На общем фоне повального чревоугодия чернодолинское усиленное питание принимало устрашающие размеры… <… >
По утрам, отправляясь в контору, Давид Федорович хозяйским оком осматривал нас, погружая мизинец овцевода с длинным ногтем, которым обычно измерял шерсть, в наши обраставшие жиром мяса.
К счастью, кипучая энергия, бившая в нас ключом, не давала этому жиру застаиваться: мы сбрасывали его почти так же быстро, как наживали. Мысленно измеряя чернодолинские недели нормальной пульсацией крови, я готов теперь поверить, что тогдашние сутки заключали в себе тридцать шесть часов. Иначе не объяснить, как умудрялись мы, наряду с занятиями искусством, уделять столько времени еде, спорту, охоте, любовным увлечениям, домашнему театру, спорам… Все это взаимно переслаивалось, проникало одно в другое и, круто замешенное, являлось на редкость цельным образом полнокровной жизни».

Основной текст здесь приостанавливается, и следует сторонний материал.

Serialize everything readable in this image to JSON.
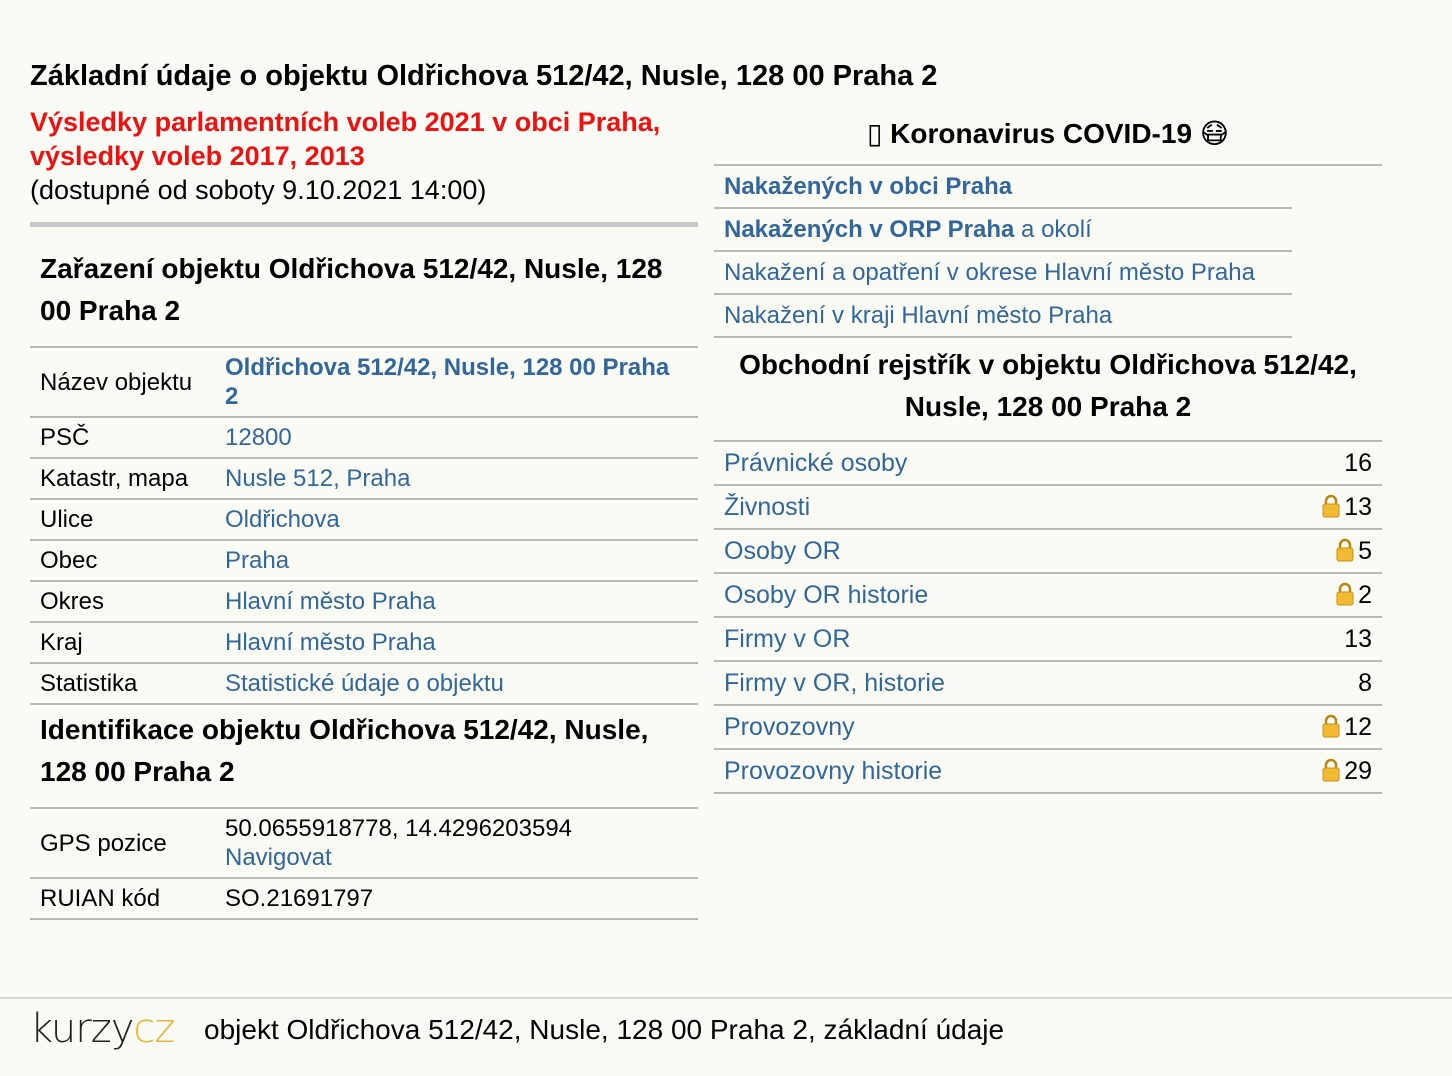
{
  "header": {
    "title": "Základní údaje o objektu Oldřichova 512/42, Nusle, 128 00 Praha 2",
    "election_link": "Výsledky parlamentních voleb 2021 v obci Praha, výsledky voleb 2017, 2013",
    "election_note": "(dostupné od soboty 9.10.2021 14:00)"
  },
  "zarazeni": {
    "title": "Zařazení objektu Oldřichova 512/42, Nusle, 128 00 Praha 2",
    "rows": [
      {
        "label": "Název objektu",
        "value": "Oldřichova 512/42, Nusle, 128 00 Praha 2"
      },
      {
        "label": "PSČ",
        "value": "12800"
      },
      {
        "label": "Katastr, mapa",
        "value": "Nusle 512, Praha"
      },
      {
        "label": "Ulice",
        "value": "Oldřichova"
      },
      {
        "label": "Obec",
        "value": "Praha"
      },
      {
        "label": "Okres",
        "value": "Hlavní město Praha"
      },
      {
        "label": "Kraj",
        "value": "Hlavní město Praha"
      },
      {
        "label": "Statistika",
        "value": "Statistické údaje o objektu"
      }
    ]
  },
  "identifikace": {
    "title": "Identifikace objektu Oldřichova 512/42, Nusle, 128 00 Praha 2",
    "gps_label": "GPS pozice",
    "gps_value": "50.0655918778, 14.4296203594",
    "gps_nav": "Navigovat",
    "ruian_label": "RUIAN kód",
    "ruian_value": "SO.21691797"
  },
  "covid": {
    "title": "Koronavirus COVID-19",
    "title_prefix": "▯",
    "title_emoji": "😷",
    "items": [
      {
        "text": "Nakažených v obci Praha"
      },
      {
        "text": "Nakažených v ORP Praha",
        "suffix": "a okolí"
      },
      {
        "text": "Nakažení a opatření v okrese Hlavní město Praha"
      },
      {
        "text": "Nakažení v kraji Hlavní město Praha"
      }
    ]
  },
  "rejstrik": {
    "title": "Obchodní rejstřík v objektu Oldřichova 512/42, Nusle, 128 00 Praha 2",
    "rows": [
      {
        "label": "Právnické osoby",
        "count": "16",
        "locked": false
      },
      {
        "label": "Živnosti",
        "count": "13",
        "locked": true
      },
      {
        "label": "Osoby OR",
        "count": "5",
        "locked": true
      },
      {
        "label": "Osoby OR historie",
        "count": "2",
        "locked": true
      },
      {
        "label": "Firmy v OR",
        "count": "13",
        "locked": false
      },
      {
        "label": "Firmy v OR, historie",
        "count": "8",
        "locked": false
      },
      {
        "label": "Provozovny",
        "count": "12",
        "locked": true
      },
      {
        "label": "Provozovny historie",
        "count": "29",
        "locked": true
      }
    ]
  },
  "footer": {
    "logo_part1": "kurzy",
    "logo_part2": "cz",
    "text": "objekt Oldřichova 512/42, Nusle, 128 00 Praha 2, základní údaje"
  },
  "colors": {
    "link": "#336699",
    "election_red": "#ee1111",
    "logo_accent": "#e8b53a",
    "background": "#fbfbf6"
  }
}
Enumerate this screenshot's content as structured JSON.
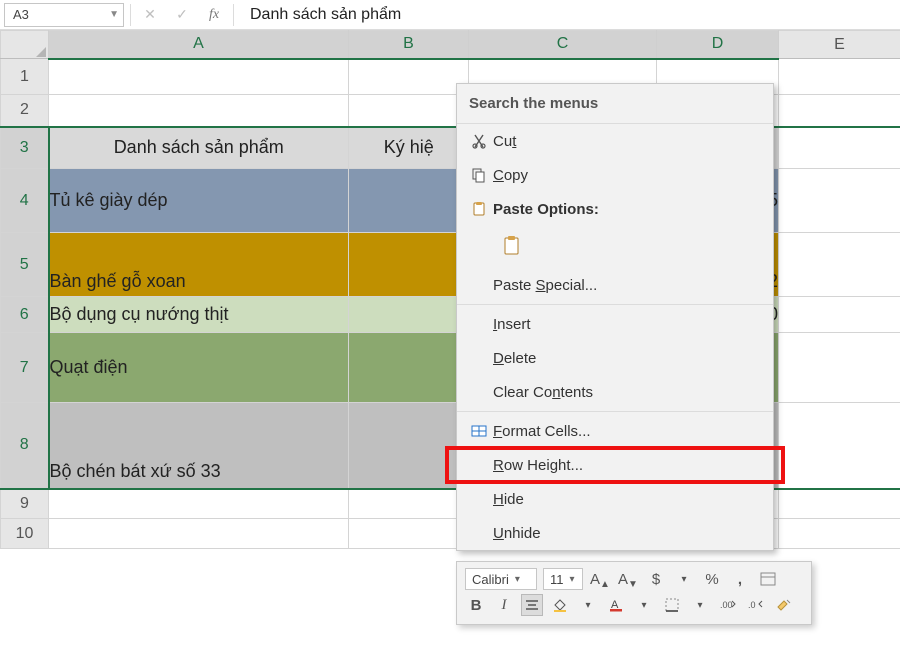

В эту жизнь включился и Хлебников. Он любил работать в Чернянке. Там была большая семейная библиотека, которой Хлебников пользовался. Часто экономка видела, как далеко за полночь Хлебников с книгой в одной руке и свечой в другой брел по аллеям парка. Прочитав страницу, он вырывал ее и бросал на дорожку. Экономка спросила его, зачем он рвет книги. «Раз она прочитана, мне более не нужна», — отвечал Хлебников, но обещал более книг не рвать. Возможно, в одну из таких ночей у него сложились строки:
Ночь, полная созвездий. Какой судьбы, каких известий Ты широко сияешь, книга? Свободы или ига? Какой прочесть мне должно жребий На полночью широком небе? [44](«Ночь, полная созвездий…»)
В Чернянке хорошо работалось не только Хлебникову. Туда приезжали многие поэты и художники, прославившие русское искусство. Тогда же их творческий путь только начинался, и многое из того, что делали Хлебников и его друзья, представителям старшего поколения было непонятно.
44
Это стихотворение было написано в 1912 г., когда В. Хлебников вновь проводил лето в Чернянке.